Fortuner putih itu melaju menyusuri ruas Jalan Terusan Rajabasa. Melewati STFT (Sekolah Tinggi Filsafat Teologi) Widyasasana. Emilianus terpaku memandangi almamaternya.

“Itu kampusmu, kan?”

Pertanyaan Anton kembali menyadarkannya. Menurutnya, Anton selalu bisa mengetahui apa yang ada di pikirannya. Seberapa tajamkah intuisi Anton?

“Iya.”

“Lalu, dimana Seminari Montfort?”

“Di Joyogrand.”

“Wow, Joyogrand? Aku baru ke sana tadi sore. Aku ajak Chelsea ke Coklat Klasik.”

“Aku jarang ke sana kecuali bila ada yang mentraktir atau mengajakku.”

Kunjungan Anton tak hanya seputar urusan pekerjaan atau keluarga. Ia ingin memberikan sesuatu pada Emilianus. Tepatnya memberi solusi untuk persoalan biaya hidup keluarga kecilnya. Emilianus pun bisa menginjakkan kaki lagi di Malang karena permintaan Anton.

“Sebelumnya, kamu pernah belajar ilmu bisnis?” Anton menanyai Emilianus setiba di kantor cabang perusahaannya.
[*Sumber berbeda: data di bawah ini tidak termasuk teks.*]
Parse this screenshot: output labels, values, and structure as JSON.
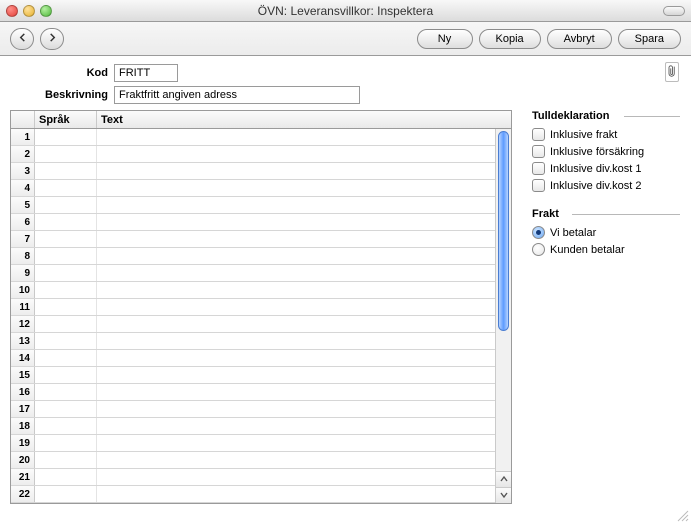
{
  "window": {
    "title": "ÖVN: Leveransvillkor: Inspektera"
  },
  "toolbar": {
    "ny": "Ny",
    "kopia": "Kopia",
    "avbryt": "Avbryt",
    "spara": "Spara"
  },
  "form": {
    "kod_label": "Kod",
    "kod_value": "FRITT",
    "beskrivning_label": "Beskrivning",
    "beskrivning_value": "Fraktfritt angiven adress"
  },
  "table": {
    "headers": {
      "sprak": "Språk",
      "text": "Text"
    },
    "rows": [
      {
        "n": "1",
        "sprak": "",
        "text": ""
      },
      {
        "n": "2",
        "sprak": "",
        "text": ""
      },
      {
        "n": "3",
        "sprak": "",
        "text": ""
      },
      {
        "n": "4",
        "sprak": "",
        "text": ""
      },
      {
        "n": "5",
        "sprak": "",
        "text": ""
      },
      {
        "n": "6",
        "sprak": "",
        "text": ""
      },
      {
        "n": "7",
        "sprak": "",
        "text": ""
      },
      {
        "n": "8",
        "sprak": "",
        "text": ""
      },
      {
        "n": "9",
        "sprak": "",
        "text": ""
      },
      {
        "n": "10",
        "sprak": "",
        "text": ""
      },
      {
        "n": "11",
        "sprak": "",
        "text": ""
      },
      {
        "n": "12",
        "sprak": "",
        "text": ""
      },
      {
        "n": "13",
        "sprak": "",
        "text": ""
      },
      {
        "n": "14",
        "sprak": "",
        "text": ""
      },
      {
        "n": "15",
        "sprak": "",
        "text": ""
      },
      {
        "n": "16",
        "sprak": "",
        "text": ""
      },
      {
        "n": "17",
        "sprak": "",
        "text": ""
      },
      {
        "n": "18",
        "sprak": "",
        "text": ""
      },
      {
        "n": "19",
        "sprak": "",
        "text": ""
      },
      {
        "n": "20",
        "sprak": "",
        "text": ""
      },
      {
        "n": "21",
        "sprak": "",
        "text": ""
      },
      {
        "n": "22",
        "sprak": "",
        "text": ""
      }
    ]
  },
  "side": {
    "tulldeklaration": {
      "title": "Tulldeklaration",
      "items": [
        {
          "label": "Inklusive frakt",
          "checked": false
        },
        {
          "label": "Inklusive försäkring",
          "checked": false
        },
        {
          "label": "Inklusive div.kost 1",
          "checked": false
        },
        {
          "label": "Inklusive div.kost 2",
          "checked": false
        }
      ]
    },
    "frakt": {
      "title": "Frakt",
      "options": [
        {
          "label": "Vi betalar",
          "selected": true
        },
        {
          "label": "Kunden betalar",
          "selected": false
        }
      ]
    }
  }
}
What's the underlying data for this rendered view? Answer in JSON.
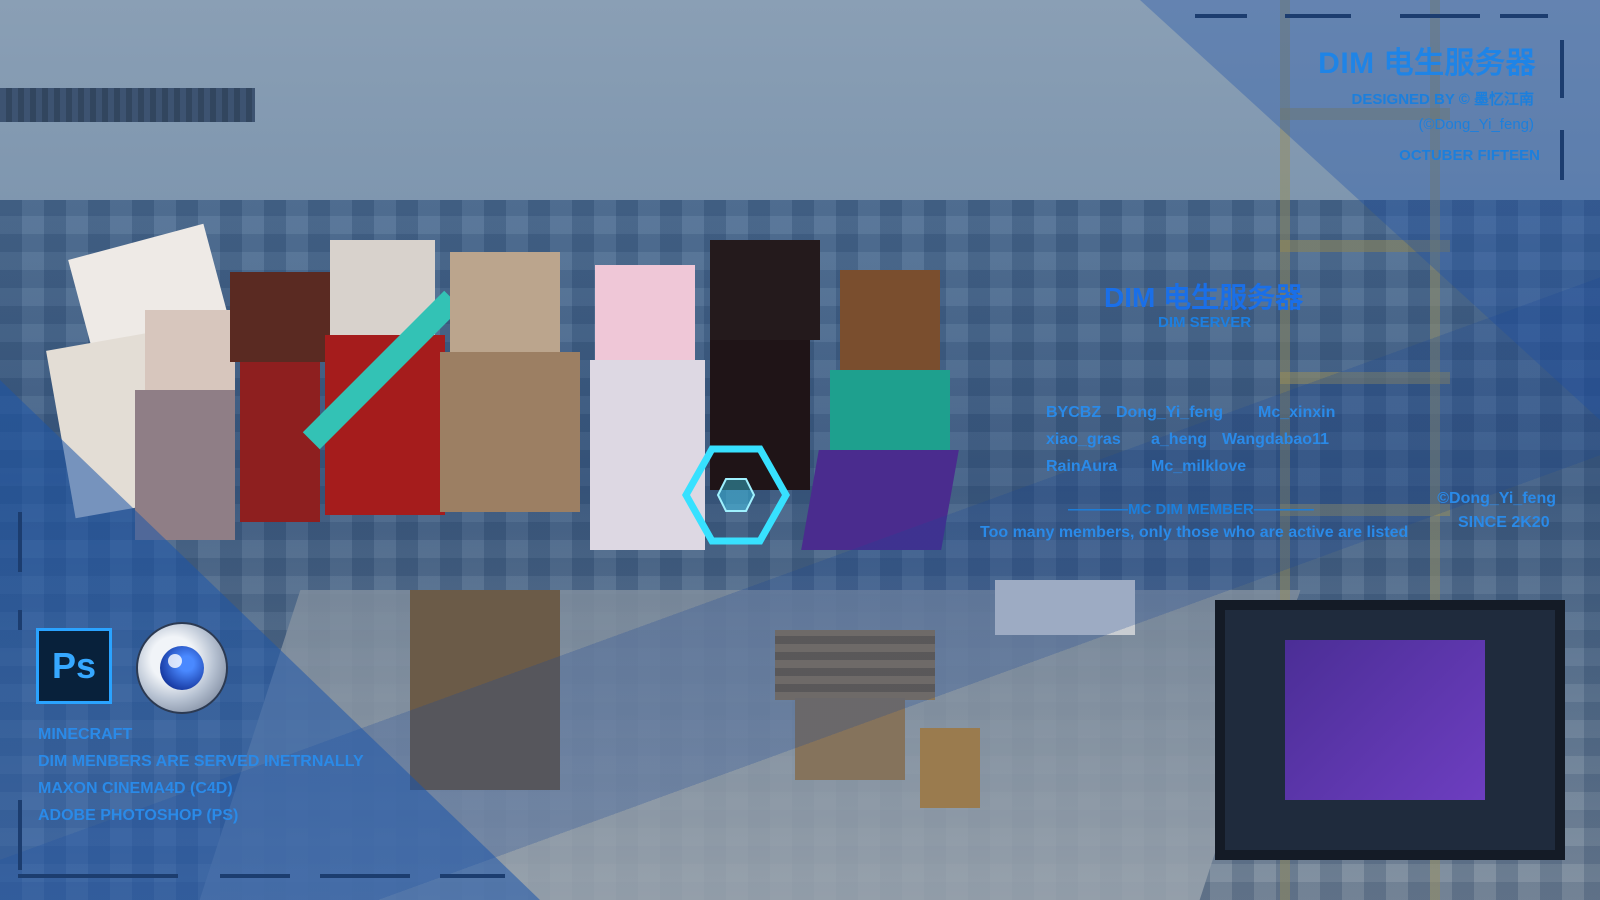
{
  "header": {
    "title": "DIM 电生服务器",
    "designed_by": "DESIGNED BY © 墨忆江南",
    "copyright": "(©Dong_Yi_feng)",
    "date": "OCTUBER FIFTEEN"
  },
  "center": {
    "title": "DIM 电生服务器",
    "subtitle": "DIM SERVER"
  },
  "members": {
    "rows": [
      [
        "BYCBZ",
        "Dong_Yi_feng",
        "Mc_xinxin"
      ],
      [
        "xiao_gras",
        "a_heng",
        "Wangdabao11"
      ],
      [
        "RainAura",
        "Mc_milklove"
      ]
    ],
    "heading": "————MC DIM MEMBER————",
    "note": "Too many members, only those who are active are listed"
  },
  "signature": {
    "author": "©Dong_Yi_feng",
    "since": "SINCE 2K20"
  },
  "tools": {
    "ps_label": "Ps",
    "lines": [
      "MINECRAFT",
      "DIM MENBERS ARE SERVED INETRNALLY",
      "MAXON CINEMA4D (C4D)",
      "ADOBE PHOTOSHOP (PS)"
    ]
  },
  "colors": {
    "accent": "#1f7fe0",
    "overlay_blue": "#1e55aa",
    "portal": "#6d3ec0"
  }
}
“Sedikit pun belum pernah.” Emilianus menjawab dingin.

“Okey, tidak apa-apa. Kamu bisa mulai dari awal.” Anton tersenyum sabar.

Plan A dan plan B telah dipersiapkan Anton. Plan A, ia memberikan modal bisnis pada Emilianus dan memberinya kesempatan untuk memulai bisnisnya sendiri. Plan B, Anton mengajak Emilianus bergabung di perusahaannya. Kali ini Anton punya perencanaan yang lebih matang untuk membantu teman anehnya ini.

“Kamu tidak takut bisnismu hancur bila mengajak orang yang tidak berbakat sepertiku?” ucap Emilianus ragu setelah Anton memperkenalkan profil perusahaannya.

“Tidak. Asalkan kamu disiplin dan mau kerja keras, kamu pasti bisa.” kata Anton yakin.